Fábio Andrade | 09/10/2016 11:25

O Direito é dialética, premissa que leva à conclusão, baseado nos argumentos apresentados e, algumas vezes, é influenciado pelos acontecimentos, pela evolução social, pelo clamor popular.

A História Constitucional brasileira democrática é recente, datando de outubro de 1988, quando veio à lume a Constituição Federal, chamada de "constituição cidadã" por Ulisses Guimarães. Com ela, tivemos o advento de uma nova ordem jurídica, constituindo a Constituição Federal o ápice da pirâmide jurídica, no ensinamento do jurista alemão Hans Kelsen. Significa isso que todas as normas de hierarquia inferior passaram a ser interpretadas com base no comando constitucional. A mudança levou tempo e ainda está em andamento.

Sendo a Constituição Federal recente, passou ela a conflitar com as leis anteriores, como, p.ex., o Código Penal brasileiro, que foi instituído em 1940, sofrendo uma reforma em sua parte geral no ano de 1984. Os influxos que determinaram o surgimento do Código Penal e da Constituição Federal de 1988 foram muito diversos, pois o primeiro é fruto de uma realidade muito distinta da última. Porém, devendo a Constituição nortear as normas inferiores, como é o Código Penal, é natural que surjam dificuldades e se façam necessárias evoluções interpretativas.

Desponta, então, a atuação do Supremo Tribunal Federal como guardião da Constituição, sendo um Tribunal de convergência ou de superposição, tendo o poder de rever as decisões das mais altas Cortes do Brasil. Nesse espeque, repercutiu no cenário nacional a decisão da Suprema Corte, por apertada maioria, que entendeu ser possível a prisão do réu após a decisão de segunda instância mas antes do trânsito em julgado.

A presunção de inocência ou de não-culpabilidade, no ensinamento de alguns processualistas, está prevista no art. 5º, LVII, da Constituição Federal, dizendo que "ninguém será considerado culpado até o trânsito em julgado de sentença penal condenatória." Significa tal princípio que em regra o autor de uma infração penal somente deve ser preso após a observância do devido processo legal, sendo presumido inocente até prova em contrário. Isso por que o processo penal não deve punir inocentes. Tal regra aplica-se também à prisão provisória, que é aquela que ocorre antes do trânsito em julgado da sentença condenatória.

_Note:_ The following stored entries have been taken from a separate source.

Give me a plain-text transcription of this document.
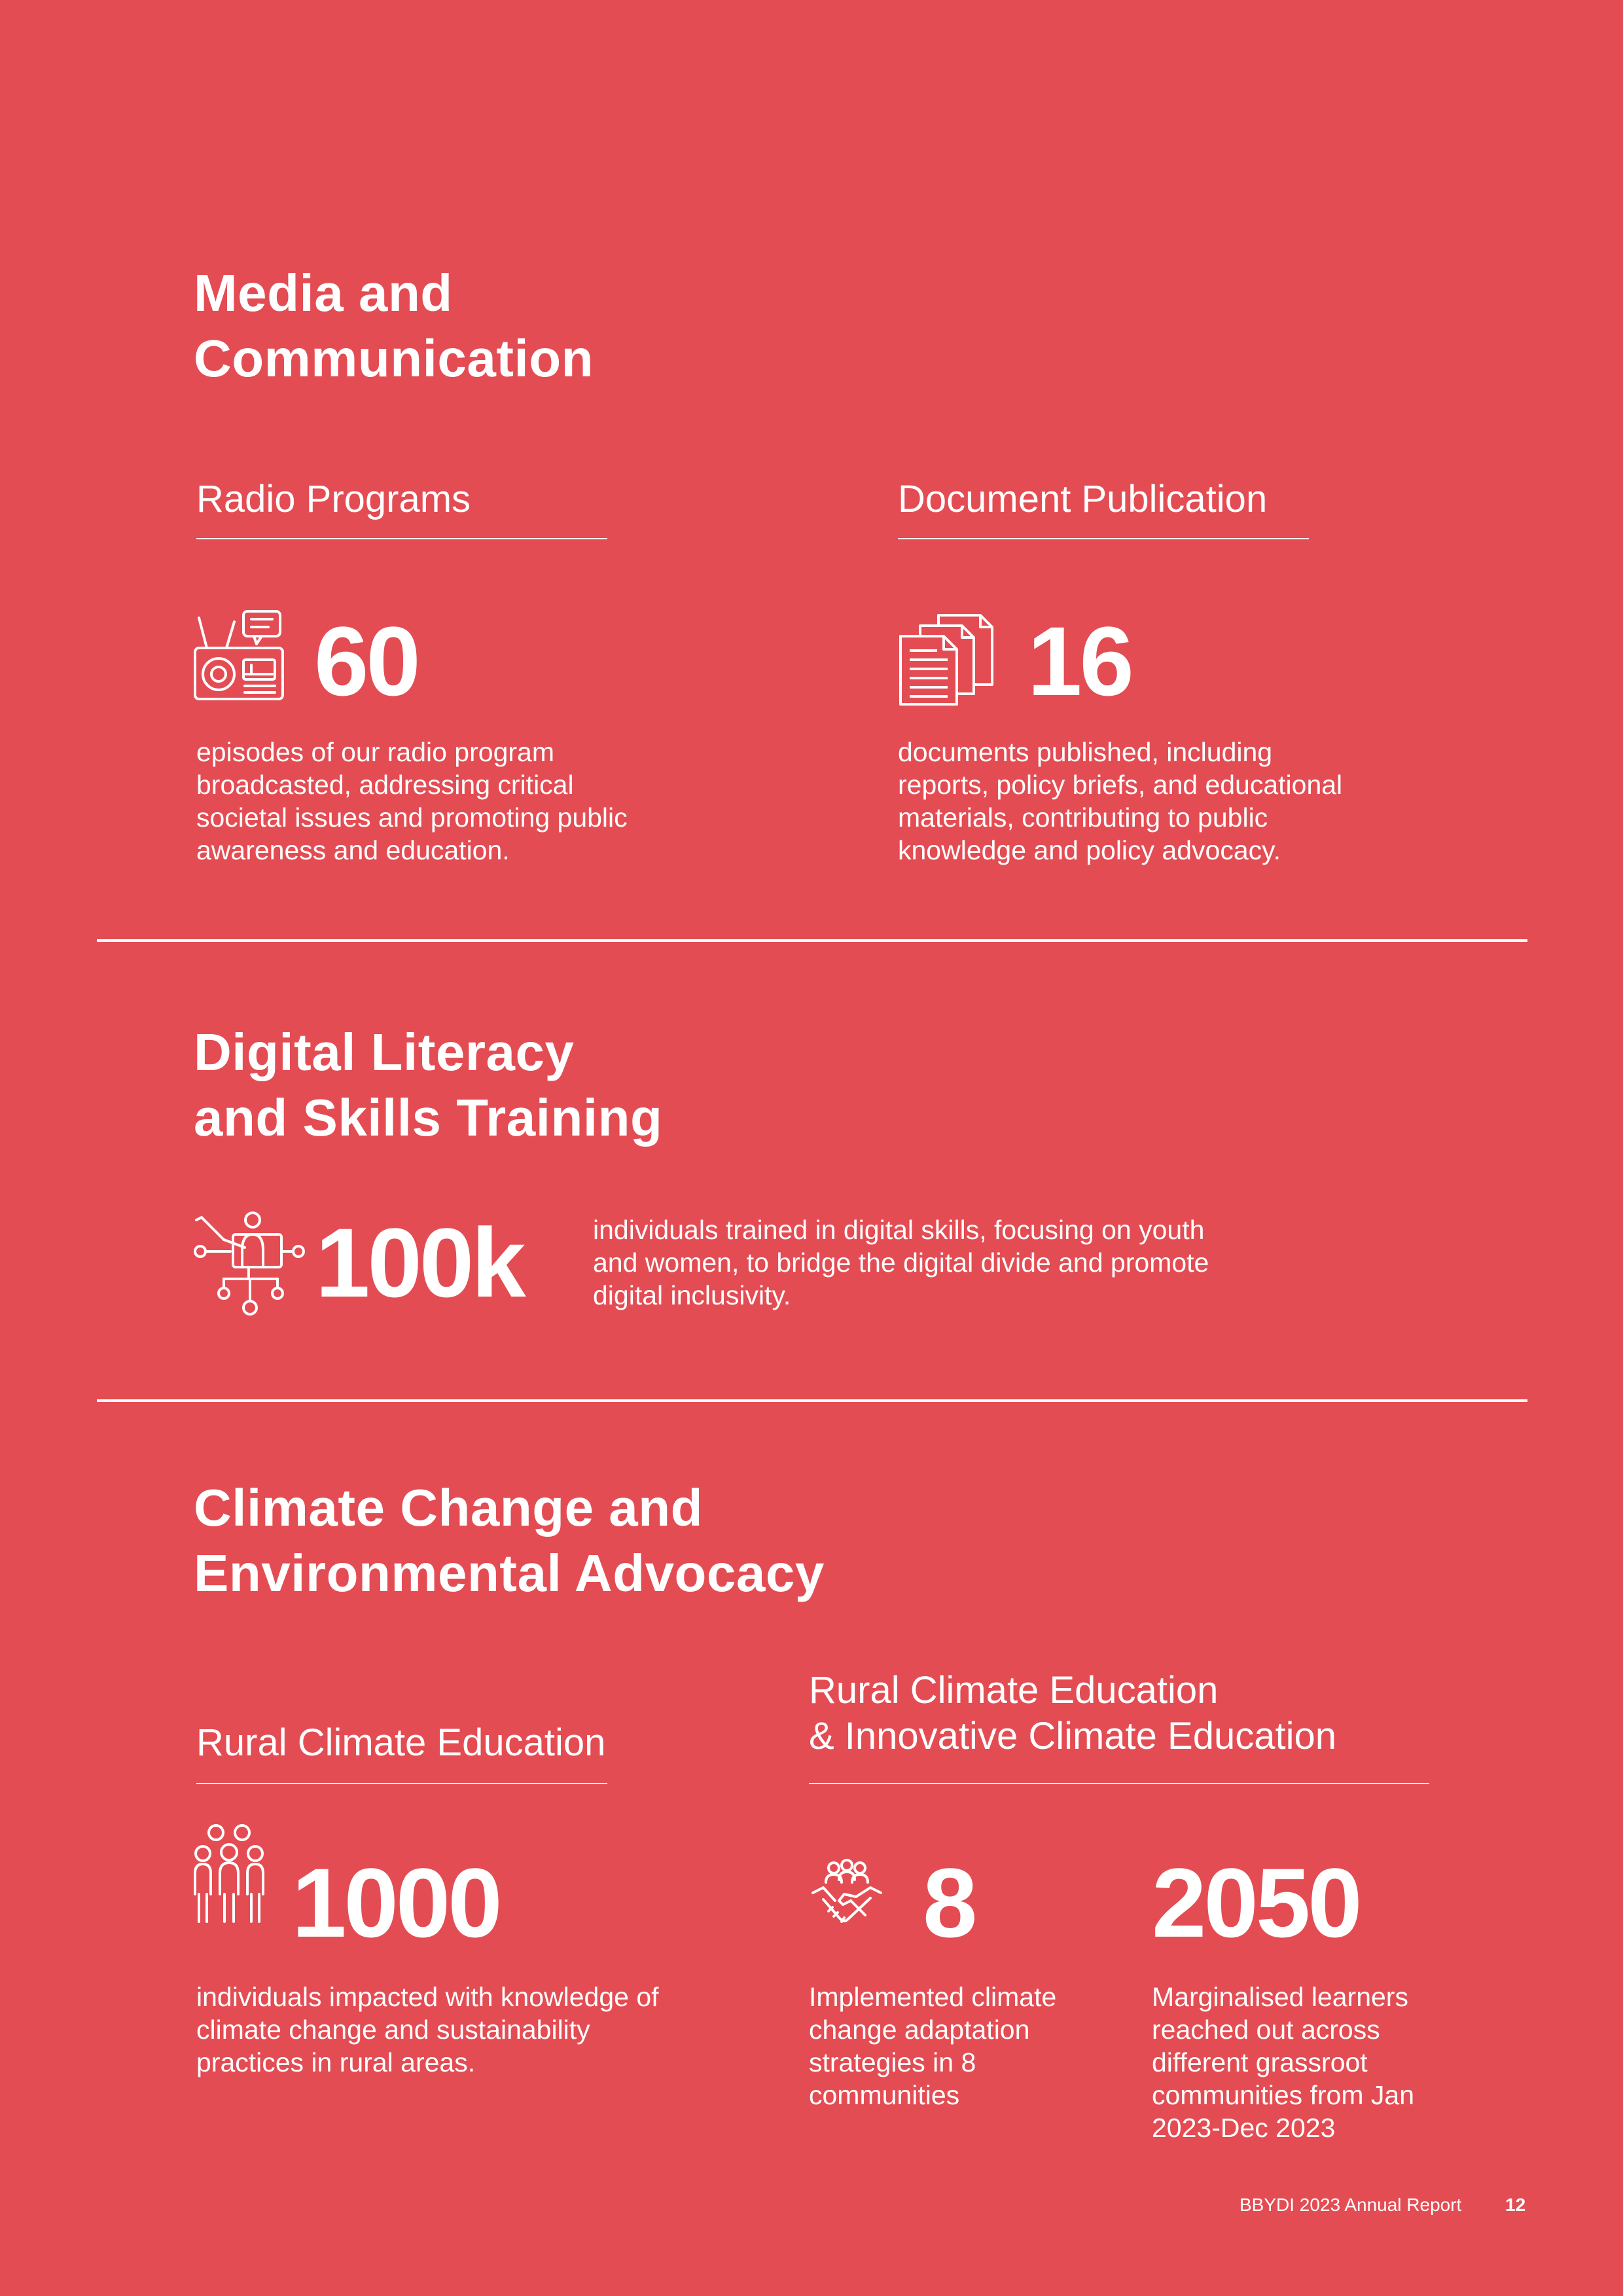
Media and
Communication
Radio Programs
60
episodes of our radio program
broadcasted, addressing critical
societal issues and promoting public
awareness and education.
Document Publication
16
documents published, including
reports, policy briefs, and educational
materials, contributing to public
knowledge and policy advocacy.
Digital Literacy
and Skills Training
100k	individuals trained in digital skills, focusing on youth
and women, to bridge the digital divide and promote
digital inclusivity.
Climate Change and
Environmental Advocacy
Rural Climate Education
1000
individuals impacted with knowledge of
climate change and sustainability
practices in rural areas.
Rural Climate Education
& Innovative Climate Education
8
Implemented climate
change adaptation
strategies in 8
communities
2050
Marginalised learners
reached out across
different grassroot
communities from Jan
2023-Dec 2023
BBYDI 2023 Annual Report 12
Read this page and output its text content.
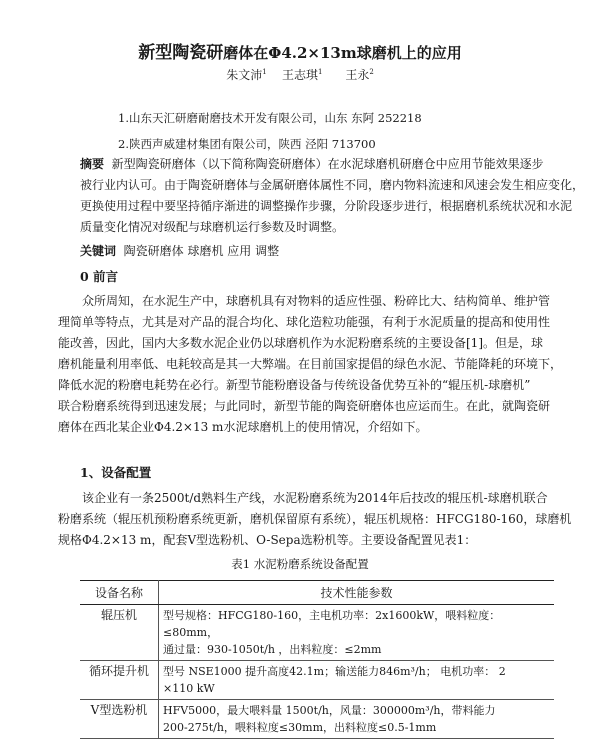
新型陶瓷研磨体在Φ4.2×13m球磨机上的应用
朱文沛$^1$ 王志琪$^1$ 王永$^2$
1.山东天汇研磨耐磨技术开发有限公司，山东 东阿 252218
2.陕西声威建材集团有限公司，陕西 泾阳 713700
摘要 新型陶瓷研磨体（以下简称陶瓷研磨体）在水泥球磨机研磨仓中应用节能效果逐步
被行业内认可。由于陶瓷研磨体与金属研磨体属性不同，磨内物料流速和风速会发生相应变化，
更换使用过程中要坚持循序渐进的调整操作步骤，分阶段逐步进行，根据磨机系统状况和水泥
质量变化情况对级配与球磨机运行参数及时调整。
关键词 陶瓷研磨体 球磨机 应用 调整
0 前言
众所周知，在水泥生产中，球磨机具有对物料的适应性强、粉碎比大、结构简单、维护管
理简单等特点，尤其是对产品的混合均化、球化造粒功能强，有利于水泥质量的提高和使用性
能改善，因此，国内大多数水泥企业仍以球磨机作为水泥粉磨系统的主要设备[1]。但是，球
磨机能量利用率低、电耗较高是其一大弊端。在目前国家提倡的绿色水泥、节能降耗的环境下，
降低水泥的粉磨电耗势在必行。新型节能粉磨设备与传统设备优势互补的“辊压机-球磨机”
联合粉磨系统得到迅速发展；与此同时，新型节能的陶瓷研磨体也应运而生。在此，就陶瓷研
磨体在西北某企业Φ4.2×13 m水泥球磨机上的使用情况，介绍如下。
1、设备配置
该企业有一条2500t/d熟料生产线，水泥粉磨系统为2014年后技改的辊压机-球磨机联合
粉磨系统（辊压机预粉磨系统更新，磨机保留原有系统），辊压机规格：HFCG180-160，球磨机
规格Φ4.2×13 m，配套V型选粉机、O-Sepa选粉机等。主要设备配置见表1：
表1 水泥粉磨系统设备配置
设备名称	技术性能参数
辊压机	型号规格：HFCG180-160，主电机功率：2x1600kW，喂料粒度：≤80mm，
通过量：930-1050t/h ，出料粒度：≤2mm

循环提升机	型号 NSE1000 提升高度42.1m；输送能力846m³/h； 电机功率： 2
×110 kW

V型选粉机	HFV5000，最大喂料量 1500t/h，风量：300000m³/h，带料能力
200-275t/h，喂料粒度≤30mm，出料粒度≤0.5-1mm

O artigo 283 do Código de Processo Penal, por sua vez, dispõe que "ninguém poderá ser preso senão em flagrante delito ou por ordem escrita e fundamentada da autoridade judiciária competente, em decorrência de sentença condenatória transitada em julgado ou, no curso da investigação ou do processo, em virtude de prisão temporária ou prisão preventiva". O Supremo Tribunal Federal entendeu que o artigo 283 citado não impede o início da execução da pena após a condenação em segunda instância, dando uma interpretação conforme a Constituição. Entendeu o Ministro Edson Fachin, em seu voto, que o início da execução penal é coerente com a Constituição Federal quando houver condenação confirmada em segundo grau.

O Ministro Luís Barroso defendeu a garantia da efetividade do processo penal e dos bens por ele protegidos. Gilmar Mendes seguiu a linha de que a execução da pena com decisão em segundo grau não deve ser considerada como violadora do princípio da presunção da inocência. Houve uma modificação na jurisprudência do Tribunal, já sinalizada quando do julgamento do HC 126292, quando o Plenário entendeu no sentido da decisão agora confirmada. Desde 2009 o STF condicionava a execução da pena ao trânsito em julgado da condenação, ressalvando a possibilidade da prisão preventiva (HC 84078).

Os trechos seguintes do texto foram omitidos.